L’arrêté préfectoral 20 ha est revenu «sur le tapis»

La Fédération départementale des chasseurs (FDC) de la Nièvre s’est déroulée dans une ambiance houleuse, samedi 16 avril, au Centrexpo de Nevers. Certains adhérents ont remis en question l’adoption de l’arrêté préfectoral de l’an dernier, approuvée lors de l’AG 2015, qui impose un passage de 5 ha à 20 ha minimum pour les chasses aux cervidés et sangliers.
Par Emmanuel Coulombeix
Selon le président Etienne Berger, «les statuts de la FDC nous ont obligé à remettre la question à l’ordre du jour puisqu’il suffit de 50 adhérents pour en faire la demande». Du coup, la validation de l’arrêté préfectoral, qui avait été normalement faite lors de la précédente AG, au titre des missions de service public de la fédération, est revenue sur le tapis, la semaine passée.

Et, malgré des débats enfiévrés et particulièrement tendus, la validation a été re-confirmée, à 65% des votants. Ce qui n’empêche pas Etienne Berger de faire part de son dépit : «alors qu’il y avait le président du Conseil départemental, celui de la Chambre d’agriculture et un député à la tribune, certains se sont crus obligés de vociférer et d’insulter, certainement pour justifier de placer des représentants dans le renouvellement de la moitié du Conseil d’administration, en fin de réunion» envisage-t-il. De fait, plus tard, l’opposition interne au président Berger a obtenu 5 des 8 sièges mis en jeu.

Recomposer les territoires de chasse
Ce qui ne passe pas, dans ce dossier, c’est que la modification, qui découle de l’arrêté préfectoral, au Schéma départemental cynégétique, entraîne une obligation de recomposer des dizaines de territoires de chasse dans la Nièvre.

En passant de 5 ha à 20 ha le seuil minimal pour les chasses de cervidés et de sangliers, l’administration, à la demande de la Fédération des chasseurs, pourra retoquer les demandes de plan de chasse et de gestion de ces territoires. Un agriculteur de Nolay a dénoncé, face à la tribune, une volonté de «détruire la chasse dans la Nièvre et de priver les chasseurs de leurs territoires». Une «balle dans le pied» selon certains adhérents -une vingtaine- présents au Centrexpo de Nevers.

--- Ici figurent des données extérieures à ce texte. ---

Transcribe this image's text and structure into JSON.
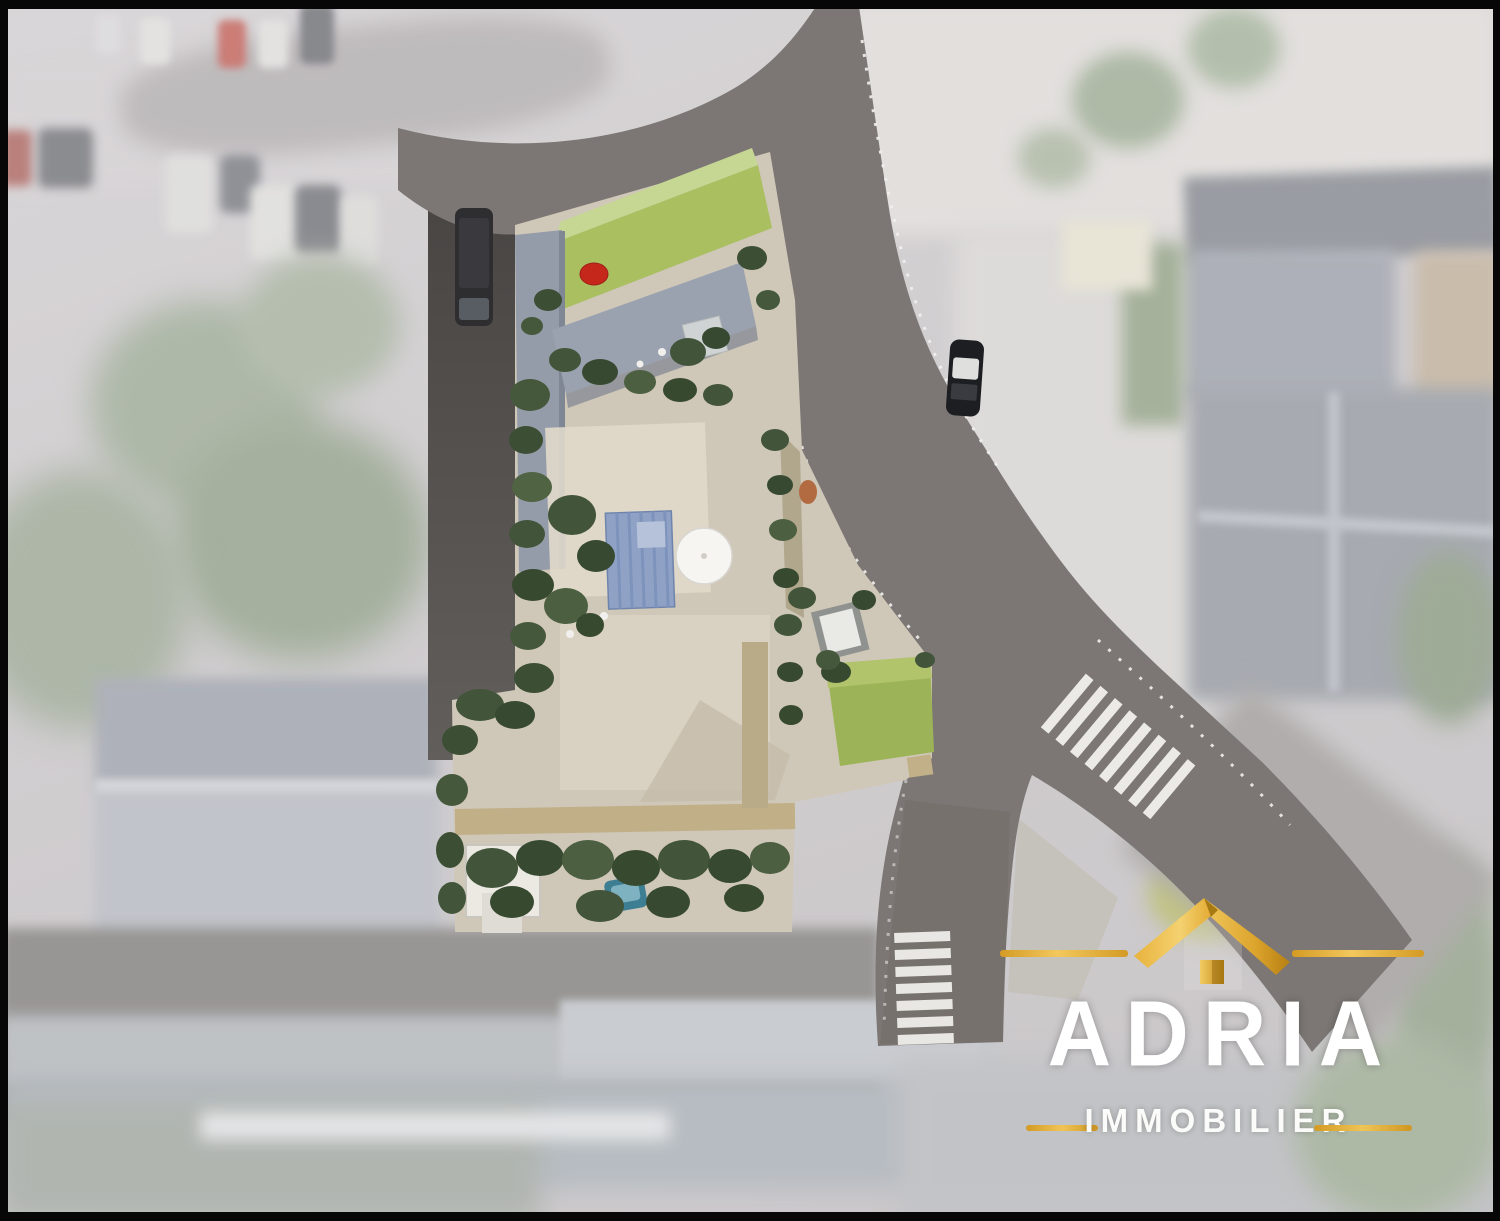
{
  "logo": {
    "brand": "ADRIA",
    "subtitle": "IMMOBILIER",
    "icon": "gold-roof-house-icon",
    "colors": {
      "gold": "#E3A72F",
      "gold_light": "#F2C75C",
      "gold_dark": "#B67F12",
      "text": "#FFFFFF"
    }
  },
  "scene": {
    "type": "aerial-site-plan-render",
    "site_features": [
      "lawn",
      "courtyard-terrace",
      "blue-pergola-roof",
      "white-parasol",
      "hedges-and-trees",
      "garden-shed",
      "patio-terrace",
      "parked-black-van",
      "parked-teal-car",
      "red-garden-table",
      "orange-table",
      "white-garden-furniture"
    ],
    "road_features": [
      "main-road",
      "road-fork",
      "zebra-crosswalk-east",
      "zebra-crosswalk-south",
      "dashed-edge-lines",
      "sidewalk",
      "driving-car"
    ],
    "surroundings": [
      "parking-lot-with-cars",
      "residential-roofs",
      "tree-canopies",
      "faded-photo-overlay"
    ],
    "palette": {
      "road": "#7C7774",
      "road_dark": "#5A5755",
      "sidewalk": "#CBC7C1",
      "lawn": "#A9BF60",
      "courtyard": "#D8D0C2",
      "hedge": "#44563A",
      "roof_blue_gray": "#99A0AE",
      "pergola": "#8FA2C6",
      "accent_red": "#C5271B",
      "teal_car": "#3E7E93",
      "tan_path": "#C0AE83",
      "background_fade": "#BDB9BC"
    }
  }
}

Contre la «chasse à courre en 4x4 !»
En réponse, Etienne Berger justifie de cette position prise par la FDC l’an dernier. «Interdire la chasse aux grands animaux (chevreuils, sangliers, cerfs) dans des ilôts de moins de 20 ha se justifie à la fois par des critères de sécurité, d’éthique, de gestion des dégâts et de vivre-ensemble   ! Il s’agit de s’adapter à l’évolution des nouvelles technologies, à la possibilité d’équiper les chiens de colliers reliés aux satellites quand le territoire est émietté et de transformer l’exercice en véritable chasse à courre en voiture».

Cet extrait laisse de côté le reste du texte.